Kingdoms and Cultures in Conflict

In some Christian traditions, January 6 marks the celebration of Epiphany. A part of the Christmas season, it’s a day that focuses upon the visit of the wise men, or magi, to Christ. Whether Epiphany is part of your tradition, that celebration probably wasn’t your focus this past January 6, as the certification of a presidential election gave way to violence at our nation’s capitol.

I would like to speak to these events in the context of (what I hope is) a Christian worldview and encouragement and exhortation from the Scriptures. I find that it’s actually still the telling of the magi’s story that speaks to us, even about the events of this past week.

Ancient Trends that Transcend Time

Matthew 2:1–10 tells this familiar story of the wise men. From the passage, we can make seven observations that were true of the world 2,000 years ago and are still true of the world this week.

As you consider these observations, I ask you not to filter them through a particularly partisan or political viewpoint, nor to assume that I am referring to a particular candidate or politician. While my observations aren’t completely apolitical, nor do I advocate some “middle ground” (positions that are probably both impossible and irresponsible). Consider these in light of the Christian worldview, and judge for yourselves how these truths from Scripture apply in today’s world.

1 Now after Jesus was born in Bethlehem of Judea in the days of Herod the king, magi from the east arrived in Jerusalem . . .

Observation #1: The manifestation of Jesus in this world occurs within geographical and political contexts.

Jesus was born into the geographical and political context of Bethlehem of Judea (having been born in that place specifically because of tax registration decree), born under the rulership of a king named Herod. Yet he was also revealed to men who lived far away So, too, we have our own contexts in which Jesus is manifested to us today.

2 “Where is He who has been born King of the Jews? For we saw His star in the east and have come to worship Him.”

Observation #2: Wise men recognize Christ’s rulership in heaven and on earth.

He is a King in an earthly sense—He’s King of the Jewish people. He is also King in the heavenly sense, because He is God (if He weren’t, then He wouldn’t be worthy of worship).

Observation #3: The recognition of Jesus as King transcends cultural boundaries—and so does the rejection of Him.

Jesus came to the Jews in Judea. They should’ve recognized Him as King, but those from far away nevertheless did, while many Jews did not.

3 When Herod the king heard this, he was troubled, and all Jerusalem with him.

Observation #4: A region often looks like its ruler.

That which troubles the king, troubles the people.

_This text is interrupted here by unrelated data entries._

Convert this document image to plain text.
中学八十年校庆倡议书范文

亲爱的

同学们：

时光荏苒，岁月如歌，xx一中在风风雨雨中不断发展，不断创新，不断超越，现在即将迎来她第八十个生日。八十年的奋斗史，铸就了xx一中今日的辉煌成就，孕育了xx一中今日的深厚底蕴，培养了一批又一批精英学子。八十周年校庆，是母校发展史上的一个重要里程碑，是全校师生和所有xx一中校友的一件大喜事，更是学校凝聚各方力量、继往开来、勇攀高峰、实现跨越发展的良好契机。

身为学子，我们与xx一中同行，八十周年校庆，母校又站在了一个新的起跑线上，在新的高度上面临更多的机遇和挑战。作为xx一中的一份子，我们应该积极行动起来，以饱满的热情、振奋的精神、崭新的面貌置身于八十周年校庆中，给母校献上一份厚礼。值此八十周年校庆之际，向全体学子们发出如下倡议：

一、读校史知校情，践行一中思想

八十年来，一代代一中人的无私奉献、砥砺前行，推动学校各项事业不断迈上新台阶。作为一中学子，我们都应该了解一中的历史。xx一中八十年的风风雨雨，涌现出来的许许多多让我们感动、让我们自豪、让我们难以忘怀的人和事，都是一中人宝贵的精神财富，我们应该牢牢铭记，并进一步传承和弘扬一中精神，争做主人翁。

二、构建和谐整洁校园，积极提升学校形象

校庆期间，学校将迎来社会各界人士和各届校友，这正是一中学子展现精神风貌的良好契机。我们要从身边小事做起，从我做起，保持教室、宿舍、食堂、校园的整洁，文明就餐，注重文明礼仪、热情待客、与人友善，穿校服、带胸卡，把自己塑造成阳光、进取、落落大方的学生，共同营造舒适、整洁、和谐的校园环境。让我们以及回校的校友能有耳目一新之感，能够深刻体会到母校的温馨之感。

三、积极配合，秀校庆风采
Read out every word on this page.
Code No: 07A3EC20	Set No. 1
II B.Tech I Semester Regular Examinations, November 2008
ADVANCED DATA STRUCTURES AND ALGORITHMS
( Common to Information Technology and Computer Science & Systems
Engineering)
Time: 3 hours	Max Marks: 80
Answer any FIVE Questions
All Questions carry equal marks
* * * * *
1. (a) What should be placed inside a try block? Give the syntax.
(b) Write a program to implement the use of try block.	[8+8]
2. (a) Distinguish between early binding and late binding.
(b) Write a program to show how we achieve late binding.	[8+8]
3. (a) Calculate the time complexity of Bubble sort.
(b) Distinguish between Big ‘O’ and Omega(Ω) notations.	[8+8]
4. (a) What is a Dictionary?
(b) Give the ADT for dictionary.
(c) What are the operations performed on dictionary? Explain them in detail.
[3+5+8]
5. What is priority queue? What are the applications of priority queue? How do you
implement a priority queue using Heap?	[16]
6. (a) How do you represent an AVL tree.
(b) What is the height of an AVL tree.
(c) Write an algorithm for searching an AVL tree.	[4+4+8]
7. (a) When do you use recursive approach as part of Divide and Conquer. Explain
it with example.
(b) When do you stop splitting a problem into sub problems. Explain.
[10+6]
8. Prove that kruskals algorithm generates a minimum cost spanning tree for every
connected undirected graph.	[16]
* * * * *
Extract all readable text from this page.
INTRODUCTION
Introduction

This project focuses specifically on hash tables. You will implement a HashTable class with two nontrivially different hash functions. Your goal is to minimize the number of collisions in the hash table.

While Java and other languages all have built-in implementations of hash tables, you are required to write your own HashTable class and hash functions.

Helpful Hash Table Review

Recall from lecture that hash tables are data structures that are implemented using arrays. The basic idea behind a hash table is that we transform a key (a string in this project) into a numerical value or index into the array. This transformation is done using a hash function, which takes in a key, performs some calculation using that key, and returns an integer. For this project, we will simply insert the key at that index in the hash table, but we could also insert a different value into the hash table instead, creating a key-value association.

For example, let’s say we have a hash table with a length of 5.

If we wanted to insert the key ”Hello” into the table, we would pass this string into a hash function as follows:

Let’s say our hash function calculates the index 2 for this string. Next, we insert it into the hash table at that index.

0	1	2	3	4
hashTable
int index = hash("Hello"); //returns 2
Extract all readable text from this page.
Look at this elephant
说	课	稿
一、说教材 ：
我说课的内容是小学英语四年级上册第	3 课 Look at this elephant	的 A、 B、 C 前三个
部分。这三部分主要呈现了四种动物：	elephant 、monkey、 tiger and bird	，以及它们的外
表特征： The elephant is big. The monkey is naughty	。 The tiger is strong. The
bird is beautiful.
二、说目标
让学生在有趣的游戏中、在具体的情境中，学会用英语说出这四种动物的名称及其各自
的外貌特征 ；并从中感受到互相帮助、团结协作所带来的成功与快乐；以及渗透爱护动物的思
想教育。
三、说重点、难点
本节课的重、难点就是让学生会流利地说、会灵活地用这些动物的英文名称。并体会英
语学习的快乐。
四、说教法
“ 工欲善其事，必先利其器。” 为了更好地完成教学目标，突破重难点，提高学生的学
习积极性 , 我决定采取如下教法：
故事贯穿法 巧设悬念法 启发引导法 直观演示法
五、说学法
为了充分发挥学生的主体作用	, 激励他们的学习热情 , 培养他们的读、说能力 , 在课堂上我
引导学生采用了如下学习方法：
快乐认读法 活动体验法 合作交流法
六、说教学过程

4 Gathering together all the chief priests and scribes of the people, he inquired of them where the Messiah was to be born. 5 They said to him, “In Bethlehem of Judea; for this is what has been written by the prophet:

6 ‘And you, Bethlehem, land of Judah,
Are by no means least among the leaders of Judah;
For out of you shall come forth a Ruler
Who will shepherd My people Israel.’”

 7 Then Herod secretly called the magi and determined from them the exact time the star appeared. 8 And he sent them to Bethlehem and said, “Go and search carefully for the Child; and when you have found Him, report to me, so that I too may come and worship Him.”

Observation #5: It is often the case that political leaders interact with religious leaders for their own conveniences.

9 After hearing the king, they went their way; and the star, which they had seen in the east, went on before them until it came and stood over the place where the Child was.

Observation #6: God moves and leads despite the ill intentions of the powerful.

Sometimes He moves and leads alongside and through the very directives of those in power. In this passage in Matthew, God leads the wise men to Christ because of what an evil king told them to do.

10 When they saw the star, they rejoiced exceedingly with great joy.

Observation #7: When the ruler of the land plots great evil, there is reason for joy.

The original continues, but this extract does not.